Sometimes I feel like a fraud. People tell me I’m strong and brave. They praise me and say I’m doing such a great job handling the circumstances life has given us. Even other Duchenne families reach out to me and tell me how inspiring I am to them. I feel honored by their words, but I also feel like telling them how much I struggle too.
Most days I don’t feel like much of an inspiration. Some days I feel strong and ready for another day, but not always. Some days I feel like I’m drowning, maybe treading water at best. Most days I wonder how in the world I’m going to handle everything on my plate.
Our family photo displays a happy family smiling and full of joy. From the outside, that profile photo you see portrays a problem-free life. We look like a perfect family, but behind the camera, I assure you we have struggles too.
I’m so tired of the façade that has been put on families to be happy, loving and perfect all the time. What’s wrong with being vulnerable and raw? What’s wrong with talking about your struggles? Doesn’t it help others to know that they’re not alone? It’s not a fair representation for others to have this massive expectation in place that all mothers need to always be patient, gentle and hardworking. It’s an impossible standard for any parent, especially special needs parents.
Guess what? I’m still strong, even though most days I feel so incredibly weak. I’m still brave, even though most days I feel the weight of the world on my shoulders bringing a kind of fear I can’t even explain. I may not be a picture-perfect version of a special needs mother, but I’m a real one. I’m tired, I’m human and I struggle sometimes. I think what makes families like ours an inspiration to others is the fact that we fight through those struggles.

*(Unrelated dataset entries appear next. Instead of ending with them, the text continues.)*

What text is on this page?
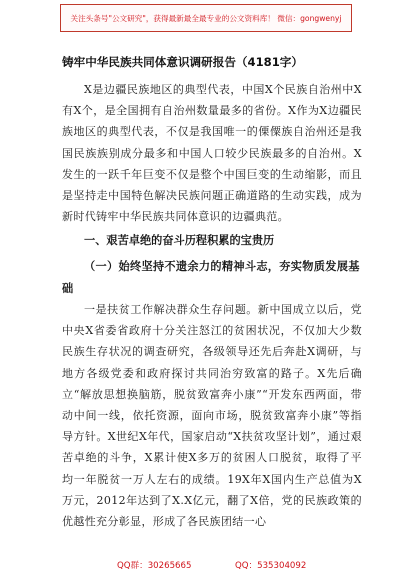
关注头条号"公文研究"，获得最新最全最专业的公文资料库！ 微信：gongwenyj
铸牢中华民族共同体意识调研报告（4181字）
X是边疆民族地区的典型代表，中国X个民族自治州中X有X个，是全国拥有自治州数量最多的省份。X作为X边疆民族地区的典型代表，不仅是我国唯一的傈僳族自治州还是我国民族族别成分最多和中国人口较少民族最多的自治州。X发生的一跃千年巨变不仅是整个中国巨变的生动缩影，而且是坚持走中国特色解决民族问题正确道路的生动实践，成为新时代铸牢中华民族共同体意识的边疆典范。
一、艰苦卓绝的奋斗历程积累的宝贵历
（一）始终坚持不遗余力的精神斗志，夯实物质发展基础
一是扶贫工作解决群众生存问题。新中国成立以后，党中央X省委省政府十分关注怒江的贫困状况，不仅加大少数民族生存状况的调查研究，各级领导还先后奔赴X调研，与地方各级党委和政府探讨共同治穷致富的路子。X先后确立“解放思想换脑筋，脱贫致富奔小康”“开发东西两面，带动中间一线，依托资源，面向市场，脱贫致富奔小康”等指导方针。X世纪X年代，国家启动“X扶贫攻坚计划”，通过艰苦卓绝的斗争，X累计使X多万的贫困人口脱贫，取得了平均一年脱贫一万人左右的成绩。19X年X国内生产总值为X万元，2012年达到了X.X亿元，翻了X倍，党的民族政策的优越性充分彰显，形成了各民族团结一心
QQ群：30265665	QQ：535304092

I love my life. It’s hard, it’s messy and it’s exhausting – but I still love it. Life doesn’t have to be perfect to be wonderful. The kind of love I feel for my children is powerful. It drives me to fight for them, care for them and be there for them in a way I didn’t think was possible. Some days I feel like I’m at the very end of my rope. My energy is gone and I can feel the fatigue taking over. I start to spiral in my mind wondering how in the world I’m going to do this every day. When I don’t know how to keep going, that’s the moment when I hear God lovingly whisper in my heart, just one more step. As I keep taking those steps I look back and see how far I’ve come down this path.

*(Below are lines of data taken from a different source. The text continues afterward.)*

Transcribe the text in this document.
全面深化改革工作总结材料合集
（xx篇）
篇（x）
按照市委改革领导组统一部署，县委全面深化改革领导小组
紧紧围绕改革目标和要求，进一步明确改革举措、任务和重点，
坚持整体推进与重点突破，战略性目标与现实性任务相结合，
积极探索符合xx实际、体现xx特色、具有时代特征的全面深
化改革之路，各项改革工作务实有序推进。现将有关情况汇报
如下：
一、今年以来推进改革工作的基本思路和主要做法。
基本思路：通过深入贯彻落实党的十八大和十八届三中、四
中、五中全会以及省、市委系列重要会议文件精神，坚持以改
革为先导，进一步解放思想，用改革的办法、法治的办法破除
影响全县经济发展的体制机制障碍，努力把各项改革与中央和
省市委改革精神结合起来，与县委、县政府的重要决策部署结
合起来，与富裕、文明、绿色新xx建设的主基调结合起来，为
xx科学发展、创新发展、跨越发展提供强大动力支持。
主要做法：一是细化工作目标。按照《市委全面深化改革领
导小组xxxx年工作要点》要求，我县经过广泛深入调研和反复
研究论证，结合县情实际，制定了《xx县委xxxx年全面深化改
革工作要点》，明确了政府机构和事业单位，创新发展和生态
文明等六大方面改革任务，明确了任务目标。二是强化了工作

Three years ago, when our boys were first diagnosed, I was in a dark place. All I did was worry and panic. I was blinded by fears of the future and constantly wondered how I would ever do some of the very tasks that seem so normal to me now. I can’t do this; I’d mumble to myself with each big change. “I can’t drive that huge van!” but now I do. “I can’t take all three kids, two in power chairs, to appointments by myself!” but now I do. “I can’t wake up multiple times a night to help when both boys are non-ambulatory,” but now I do. The list of “I can’t do that” goes on and on, but when I browse down that list from three years ago, I realize that God has been helping me do it all.
So, to those that think you need to be put on a happy face and stay strong every second of the day to be an inspiration, you don’t. Let go of expectations that no one has ever kept up with and take a deep breath. Stop fighting to put up a perfect façade. Stop fighting to be a perfect parent. Simply keep fighting each day to take the next step. Pretty soon you’ll turn around to find a path of steps you never thought you could take. Just keep going, because that’s what it really means to be an inspiration.